Comments from Michael Saylor also shook the market. He signalled the possibility of selling, a shift from his previous stance that he would hold bitcoin indefinitely. An explanation followed that it would be "a partial sale to secure strategic funding," but the psychological shock to the market was significant given his symbolic status as the largest corporate holder of bitcoin.

• "XRP will shock the market"... '10 dollars' ultra-bullish view spreads as RWA surges to $3.6 billion • XRP is not dead yet... analyst: "up to 1,298 percent rally possible" • Ripple CEO highlights 'XRP differentiators'... speed, fees and interest stand out

As tokenised real-world assets (RWA) on XRPL (XRP Ledger) surged in a short time to $3.6 billion, an ultra-bullish view spread quickly among analysts that "XRP will head toward $10." Ripple's CEO highlighted three differentiators for XRP—speed, low fees and institutional interest—expressing confidence.

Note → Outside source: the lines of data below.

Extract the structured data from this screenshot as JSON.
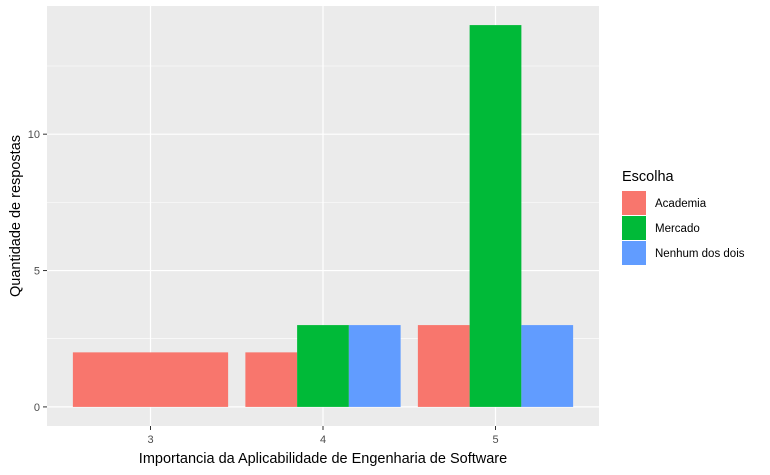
{
  "chart_data": {
    "type": "bar",
    "xlabel": "Importancia da Aplicabilidade de Engenharia de Software",
    "ylabel": "Quantidade de respostas",
    "categories": [
      "3",
      "4",
      "5"
    ],
    "y_ticks": [
      0,
      5,
      10
    ],
    "y_tick_labels": [
      "0",
      "5",
      "10"
    ],
    "ylim": [
      -0.7,
      14.7
    ],
    "grid": true,
    "legend": {
      "title": "Escolha",
      "position": "right",
      "entries": [
        "Academia",
        "Mercado",
        "Nenhum dos dois"
      ]
    },
    "series": [
      {
        "name": "Academia",
        "color": "#F8766D",
        "values": [
          2,
          2,
          3
        ]
      },
      {
        "name": "Mercado",
        "color": "#00BA38",
        "values": [
          null,
          3,
          14
        ]
      },
      {
        "name": "Nenhum dos dois",
        "color": "#619CFF",
        "values": [
          null,
          3,
          3
        ]
      }
    ],
    "panel_background": "#EBEBEB",
    "grid_color": "#FFFFFF"
  }
}
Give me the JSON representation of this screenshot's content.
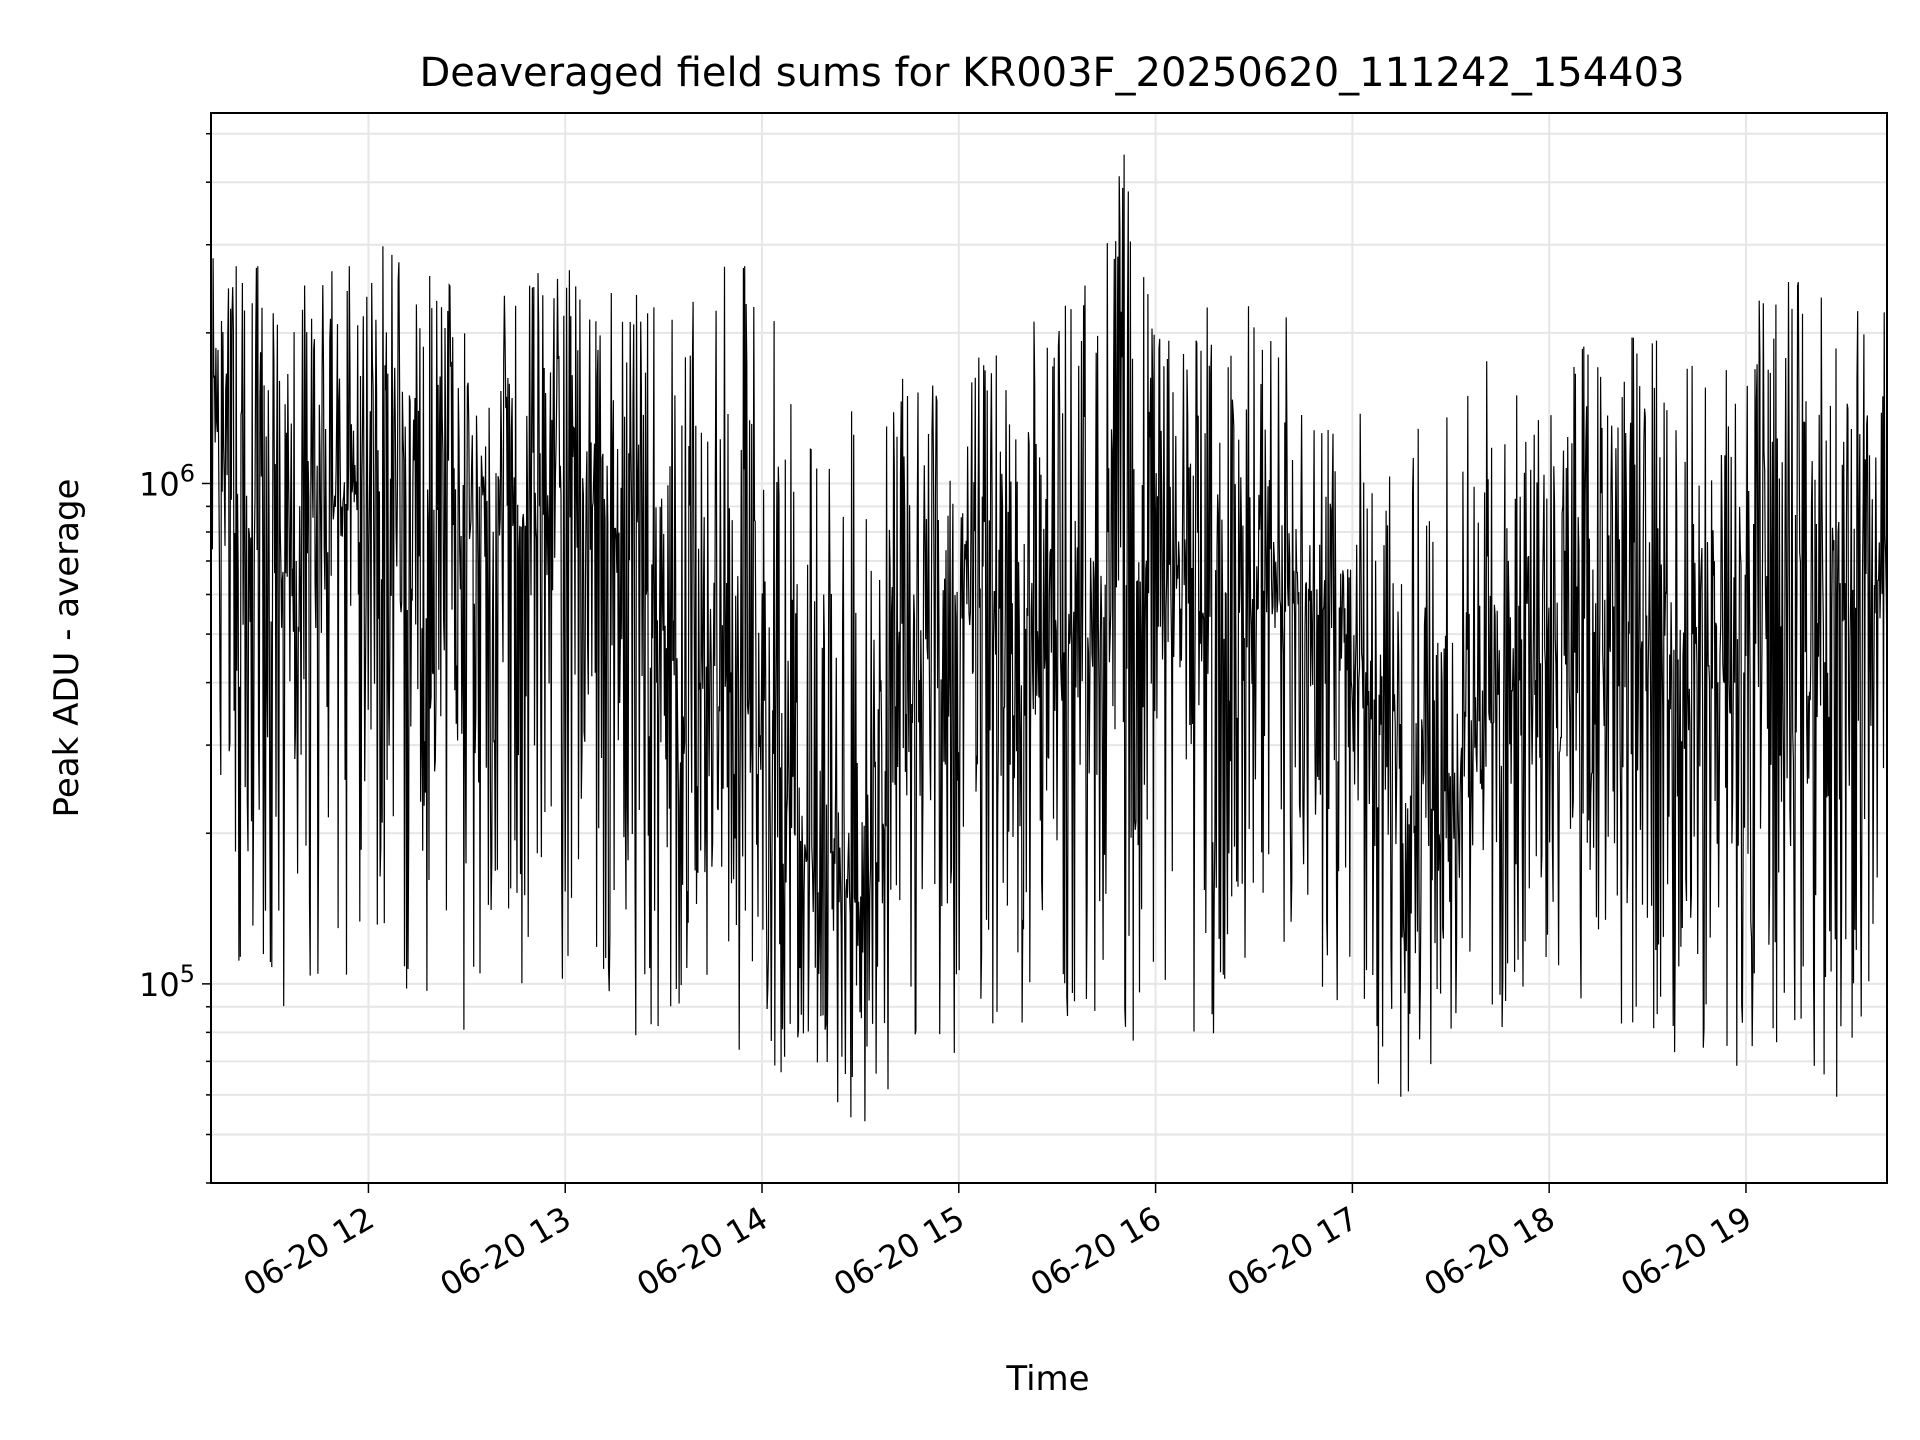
{
  "chart_data": {
    "type": "line",
    "title": "Deaveraged field sums for KR003F_20250620_111242_154403",
    "xlabel": "Time",
    "ylabel": "Peak ADU - average",
    "yscale": "log",
    "ylim": [
      40000,
      5500000
    ],
    "xlim": [
      "2025-06-20 11:12",
      "2025-06-20 19:43"
    ],
    "grid": true,
    "x_ticks": [
      {
        "value": "2025-06-20 12:00",
        "label": "06-20 12"
      },
      {
        "value": "2025-06-20 13:00",
        "label": "06-20 13"
      },
      {
        "value": "2025-06-20 14:00",
        "label": "06-20 14"
      },
      {
        "value": "2025-06-20 15:00",
        "label": "06-20 15"
      },
      {
        "value": "2025-06-20 16:00",
        "label": "06-20 16"
      },
      {
        "value": "2025-06-20 17:00",
        "label": "06-20 17"
      },
      {
        "value": "2025-06-20 18:00",
        "label": "06-20 18"
      },
      {
        "value": "2025-06-20 19:00",
        "label": "06-20 19"
      }
    ],
    "y_ticks": [
      {
        "value": 100000,
        "base": "10",
        "exp": "5"
      },
      {
        "value": 1000000,
        "base": "10",
        "exp": "6"
      }
    ],
    "line_color": "#000000",
    "series": [
      {
        "x": [
          "2025-06-20 11:12",
          "2025-06-20 11:20",
          "2025-06-20 11:30",
          "2025-06-20 11:40",
          "2025-06-20 11:50",
          "2025-06-20 12:00",
          "2025-06-20 12:10",
          "2025-06-20 12:20",
          "2025-06-20 12:30",
          "2025-06-20 12:40",
          "2025-06-20 12:50",
          "2025-06-20 13:00",
          "2025-06-20 13:10",
          "2025-06-20 13:20",
          "2025-06-20 13:30",
          "2025-06-20 13:40",
          "2025-06-20 13:50",
          "2025-06-20 14:00",
          "2025-06-20 14:10",
          "2025-06-20 14:20",
          "2025-06-20 14:30",
          "2025-06-20 14:40",
          "2025-06-20 14:50",
          "2025-06-20 15:00",
          "2025-06-20 15:10",
          "2025-06-20 15:20",
          "2025-06-20 15:30",
          "2025-06-20 15:40",
          "2025-06-20 15:50",
          "2025-06-20 16:00",
          "2025-06-20 16:10",
          "2025-06-20 16:20",
          "2025-06-20 16:30",
          "2025-06-20 16:40",
          "2025-06-20 16:50",
          "2025-06-20 17:00",
          "2025-06-20 17:10",
          "2025-06-20 17:20",
          "2025-06-20 17:30",
          "2025-06-20 17:40",
          "2025-06-20 17:50",
          "2025-06-20 18:00",
          "2025-06-20 18:10",
          "2025-06-20 18:20",
          "2025-06-20 18:30",
          "2025-06-20 18:40",
          "2025-06-20 18:50",
          "2025-06-20 19:00",
          "2025-06-20 19:10",
          "2025-06-20 19:20",
          "2025-06-20 19:30",
          "2025-06-20 19:43"
        ],
        "values": [
          1400000,
          800000,
          600000,
          700000,
          900000,
          1000000,
          1100000,
          900000,
          800000,
          850000,
          800000,
          1000000,
          900000,
          700000,
          500000,
          400000,
          450000,
          300000,
          200000,
          180000,
          150000,
          250000,
          450000,
          550000,
          600000,
          500000,
          450000,
          500000,
          600000,
          700000,
          600000,
          500000,
          550000,
          550000,
          600000,
          400000,
          300000,
          200000,
          250000,
          350000,
          400000,
          450000,
          550000,
          550000,
          500000,
          450000,
          400000,
          400000,
          500000,
          450000,
          600000,
          650000
        ],
        "min": [
          400000,
          100000,
          70000,
          100000,
          100000,
          100000,
          80000,
          100000,
          70000,
          100000,
          100000,
          100000,
          90000,
          80000,
          70000,
          100000,
          80000,
          60000,
          70000,
          60000,
          50000,
          60000,
          80000,
          70000,
          80000,
          80000,
          80000,
          80000,
          70000,
          90000,
          80000,
          70000,
          70000,
          80000,
          90000,
          90000,
          50000,
          60000,
          80000,
          90000,
          60000,
          80000,
          90000,
          80000,
          80000,
          70000,
          70000,
          60000,
          70000,
          70000,
          50000,
          170000
        ],
        "max": [
          2900000,
          2800000,
          2800000,
          2600000,
          2800000,
          3400000,
          3000000,
          2600000,
          2500000,
          2400000,
          2700000,
          2900000,
          2500000,
          2400000,
          2400000,
          2300000,
          2800000,
          2900000,
          1600000,
          1400000,
          1400000,
          1600000,
          1700000,
          1800000,
          1900000,
          2000000,
          2600000,
          2700000,
          4900000,
          2000000,
          2000000,
          3000000,
          2200000,
          2200000,
          1400000,
          1400000,
          1600000,
          1500000,
          1500000,
          1900000,
          1500000,
          1500000,
          2000000,
          2200000,
          2000000,
          2500000,
          2000000,
          2100000,
          2700000,
          2600000,
          2200000,
          2400000
        ]
      }
    ]
  }
}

Some analysts raised the possibility of a rally of up to 1,298 percent and discussed a long-term upside scenario. Comparative data saying XRP's cumulative 10-year gain reaches 23,500 percent, outpacing not only bitcoin but also traditional assets such as gold, Tesla and Apple, also drew investor interest. Among financial-sector engineers, even extreme optimism emerged that "XRP at $300 is possible," based on a scenario in which the Clarity Act is fully implemented.

• Who leads the next bull market?... 10 cryptocurrencies tipped as 1,000-times candidates in 2026 • JPMorgan: "Ethereum and altcoins' underperformance versus bitcoin will continue for a while"... why? • Ethereum downside risk grows... bears warn of an additional 20 percent drop

Recently, talk of "1,000-times candidate coins in 2026" has heated up among investors, focusing attention on small and mid-cap altcoins. But JPMorgan said "the underperformance of altcoins, including Ethereum, versus bitcoin will continue for a while," offering a cool-headed assessment. For Ethereum, sentiment is mixed, with bears warning of the possibility of an additional 20 percent decline.

With bitcoin dominance still holding at a high level, experts share the view that clear signals of bitcoin's advantage weakening must come first to judge that altcoin season has truly begun.